I am bothered by the frequency with which prosecutors of this State have turned to section 37.09 of the Texas Penal Code to “double-down” on defendants by seeking a second conviction for “tampering with evidence” when an accused merely acts to dispossess himself or herself of evidence of another crime. I do not believe the Legislature intended section 37.09 to be used in that fashion, and until the Court of Criminal Appeals speaks to the matter, I will continue to view such prosecutions in a circumspect manner."I do not believe that section 37.09 criminalizes merely dropping an object or distancing yourself from it," wrote Justice Pirtle, though in that case his two fellow judges on the panel disagreed.
Then on yesterday's Texas Court of Criminal Appeals hand down list, reported the Lubbock Avalanche Journal ("2008 evidence tampering case sent back to Amarillo Appeals Court," Jan. 10), the issue resurfaced. The paper described the latest case thusly:
A Lubbock County jury convicted [Gregory] Thornton of tampering with evidence in a 2008 trial before District Judge Jim Bob Darnell and sentenced him to 45 years in prison. In August 2012, however, the Amarillo-based appeals court overturned that conviction on grounds that the evidence didn’t support the verdict and acquitted Thornton.When I'd first read Justice Pirtle's concerns, it never occurred to me prosecutors might use that charging trick to turning a misdemeanor paraphernalia charge into a felony with a 45 year sentence! Wow!
Thornton and a woman with whom he was walking were arrested in April 2008 by Lubbock police for possession of drug paraphernalia, a misdemeanor.
A Lubbock County grand jury indicted Thornton on one count of tampering because one of the arresting officers saw him take something out of his pocket and drop it. The dropped materials turned out to be a broken crack pipe and a “Brillo pad.”
“Brillo pad” is a slang term among crack users for a piece of copper scrubbing pad used as a filter under the burning piece of crack in the pipe bowl.
The appellate court noted the arresting officer testified at trial he saw Thornton drop the pipe and saw where it landed. As a result, the Amarillo court ruled Thornton “merely dispossessed himself of the evidence,” but was not guilty of tampering with evidence because he made no attempt to hide it from the officers.
“Appellant never affirmatively acted to make the crack pipe unavailable in a subsequent investigation,” Justice Patrick A. Pirtle wrote for the Amarillo court.
The Court of Criminal Appeals did not dispute Justice Pirtle's analysis that Mr. Thornton did not tamper with evidence, but said they "should have considered whether the evidence was sufficient to support a conviction for the lesser-included offense of attempted tampering with evidence," even though prosecutors did not allege that crime at trial. (See the brief ruling.) Ordering the Amarillo court to evaluate whether Mr. Thornton might be guilty of other, lesser charges the prosecution never sought is itself a shift in the CCA's jurisprudence. Again, from the Avalanche Journal:
The high court, noting that it was considering what turned out to be a landmark decision in criminal cases at the same time, directed the Seventh Court of Appeals to determine if evidence in the trial record could support convicting Gregory Thornton of attempted tampering with evidence.Here's the new case, Bowen v. State, which revised the court's precedents to allow appellate courts to change verdicts to crimes never charged by the prosecution. The purpose of the old precedent, said the court in Bowen, which "was to prevent the State from overreaching and having an unfair advantage over the defendant, has been lost through our subsequent decisions." That prior ruling was "based on the rationale that allowing the reformation of judgments would encourage the State to use a 'go for broke' trial strategy of not requesting a lesser-included offense instruction in order to make it more likely to obtain a conviction for the charged offense." Now, apparently, such "go for broke" tactics are fair game.

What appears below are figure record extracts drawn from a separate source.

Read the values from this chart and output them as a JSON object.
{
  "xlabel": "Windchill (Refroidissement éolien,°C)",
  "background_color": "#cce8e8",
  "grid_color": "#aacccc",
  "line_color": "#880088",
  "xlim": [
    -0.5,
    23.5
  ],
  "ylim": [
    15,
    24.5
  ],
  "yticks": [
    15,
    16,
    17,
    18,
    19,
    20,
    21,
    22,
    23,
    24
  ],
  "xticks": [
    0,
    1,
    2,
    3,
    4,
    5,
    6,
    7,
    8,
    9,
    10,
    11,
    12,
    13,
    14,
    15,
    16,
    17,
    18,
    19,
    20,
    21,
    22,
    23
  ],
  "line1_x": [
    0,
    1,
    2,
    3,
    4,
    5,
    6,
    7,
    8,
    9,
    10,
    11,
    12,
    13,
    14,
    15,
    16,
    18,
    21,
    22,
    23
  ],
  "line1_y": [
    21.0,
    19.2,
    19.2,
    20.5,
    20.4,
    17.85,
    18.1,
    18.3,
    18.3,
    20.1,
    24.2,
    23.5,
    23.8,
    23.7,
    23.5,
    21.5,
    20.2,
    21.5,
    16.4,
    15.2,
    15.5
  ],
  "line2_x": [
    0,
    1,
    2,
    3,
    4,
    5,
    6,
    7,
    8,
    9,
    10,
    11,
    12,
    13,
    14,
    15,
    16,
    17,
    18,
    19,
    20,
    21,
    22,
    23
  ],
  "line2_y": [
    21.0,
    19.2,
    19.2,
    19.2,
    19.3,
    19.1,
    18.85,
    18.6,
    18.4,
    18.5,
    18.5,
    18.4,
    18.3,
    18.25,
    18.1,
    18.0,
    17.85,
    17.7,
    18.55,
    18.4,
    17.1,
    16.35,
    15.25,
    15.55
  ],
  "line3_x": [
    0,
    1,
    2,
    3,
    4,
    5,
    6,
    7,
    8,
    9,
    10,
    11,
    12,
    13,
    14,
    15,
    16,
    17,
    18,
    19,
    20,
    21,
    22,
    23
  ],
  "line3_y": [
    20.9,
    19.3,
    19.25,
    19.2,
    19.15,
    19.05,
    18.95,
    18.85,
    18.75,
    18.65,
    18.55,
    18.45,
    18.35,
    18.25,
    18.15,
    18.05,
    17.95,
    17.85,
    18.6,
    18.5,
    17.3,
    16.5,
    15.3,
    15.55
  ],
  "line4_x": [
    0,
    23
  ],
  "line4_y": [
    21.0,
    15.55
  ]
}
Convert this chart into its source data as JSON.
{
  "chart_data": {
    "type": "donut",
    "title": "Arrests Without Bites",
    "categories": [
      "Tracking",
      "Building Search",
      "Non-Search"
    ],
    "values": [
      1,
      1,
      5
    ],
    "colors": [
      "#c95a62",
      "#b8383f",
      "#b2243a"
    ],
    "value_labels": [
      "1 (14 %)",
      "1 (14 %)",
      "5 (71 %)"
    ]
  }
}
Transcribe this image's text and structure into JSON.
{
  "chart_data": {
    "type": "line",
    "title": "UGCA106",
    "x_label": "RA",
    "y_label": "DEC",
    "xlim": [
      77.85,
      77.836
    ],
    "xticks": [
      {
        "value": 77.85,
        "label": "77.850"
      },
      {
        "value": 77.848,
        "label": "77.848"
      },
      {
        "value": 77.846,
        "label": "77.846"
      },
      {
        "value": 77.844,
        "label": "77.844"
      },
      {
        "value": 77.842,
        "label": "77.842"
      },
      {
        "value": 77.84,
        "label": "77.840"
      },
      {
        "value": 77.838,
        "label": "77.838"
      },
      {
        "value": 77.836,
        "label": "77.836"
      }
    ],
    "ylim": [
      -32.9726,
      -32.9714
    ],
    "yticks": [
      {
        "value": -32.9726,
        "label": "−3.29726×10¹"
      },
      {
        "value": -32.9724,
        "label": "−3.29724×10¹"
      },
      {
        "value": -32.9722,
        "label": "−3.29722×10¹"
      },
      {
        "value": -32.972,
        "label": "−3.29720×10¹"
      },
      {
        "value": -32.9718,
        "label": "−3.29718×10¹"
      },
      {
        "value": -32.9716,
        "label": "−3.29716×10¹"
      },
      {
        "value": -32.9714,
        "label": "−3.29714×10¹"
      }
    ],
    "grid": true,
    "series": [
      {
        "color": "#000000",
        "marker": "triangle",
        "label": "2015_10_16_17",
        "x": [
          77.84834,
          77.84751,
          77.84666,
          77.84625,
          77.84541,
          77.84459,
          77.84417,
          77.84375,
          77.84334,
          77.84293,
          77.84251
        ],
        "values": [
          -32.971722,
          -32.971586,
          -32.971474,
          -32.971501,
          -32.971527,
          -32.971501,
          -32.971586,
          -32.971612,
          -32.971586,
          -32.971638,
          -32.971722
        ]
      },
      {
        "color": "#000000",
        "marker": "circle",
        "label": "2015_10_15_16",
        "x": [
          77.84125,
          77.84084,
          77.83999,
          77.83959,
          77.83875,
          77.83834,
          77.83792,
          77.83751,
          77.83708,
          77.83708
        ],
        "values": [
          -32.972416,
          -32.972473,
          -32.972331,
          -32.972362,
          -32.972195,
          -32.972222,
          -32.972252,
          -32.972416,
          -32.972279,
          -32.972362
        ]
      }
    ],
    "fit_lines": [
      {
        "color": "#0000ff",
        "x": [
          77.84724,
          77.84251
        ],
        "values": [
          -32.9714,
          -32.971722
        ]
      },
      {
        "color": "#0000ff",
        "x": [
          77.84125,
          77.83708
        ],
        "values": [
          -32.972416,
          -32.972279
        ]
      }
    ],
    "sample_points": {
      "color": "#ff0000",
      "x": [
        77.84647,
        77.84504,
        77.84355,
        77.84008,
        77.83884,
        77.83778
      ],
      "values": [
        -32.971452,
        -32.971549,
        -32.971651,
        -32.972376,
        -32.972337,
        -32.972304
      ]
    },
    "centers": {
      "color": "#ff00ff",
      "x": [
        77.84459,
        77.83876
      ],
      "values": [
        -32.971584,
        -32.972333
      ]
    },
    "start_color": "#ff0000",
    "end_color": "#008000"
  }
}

The decision appears to be one of the first times the Court of Criminal Appeals has applied a decision released in September that allows appellate courts to change a verdict to address a lesser offense even if the lesser offense was not pleaded or included in jury instructions.
That decision reversed a 1999 decision by the Court of Criminal Appeals that said an appellate court could only reform a verdict to a lesser-included offense if the evidence didn’t support a guilty verdict in the greater offense but did fit the reduced charge, and if the lesser offense had been requested by either side in the case or included in jury instructions by the trial judge.
In Bowen, the state was engaging in exactly this sort of overreach, seeking first degree felony charges by alleging the amount stolen from a family trust was above $200,000 when, in fact, the "value of the property misapplied was approximately $103,344," which would only justify second degree felony charges. Even so, said the CCA, "the judgment must be reformed to reflect a second-degree felony conviction" instead of acquittal.
I wonder how frequently it happens that misdemeanor charges are bumped up to a decades-long felony sentence based on the sort of prosecutorial ploy used in Thornton? Grits shares Justice Pirtle's frustration at such a sweeping use of the evidence tampering statute, and wonder what consequences might arise from allowing appellate judges to affirm convictions for charges never brought by the prosecution.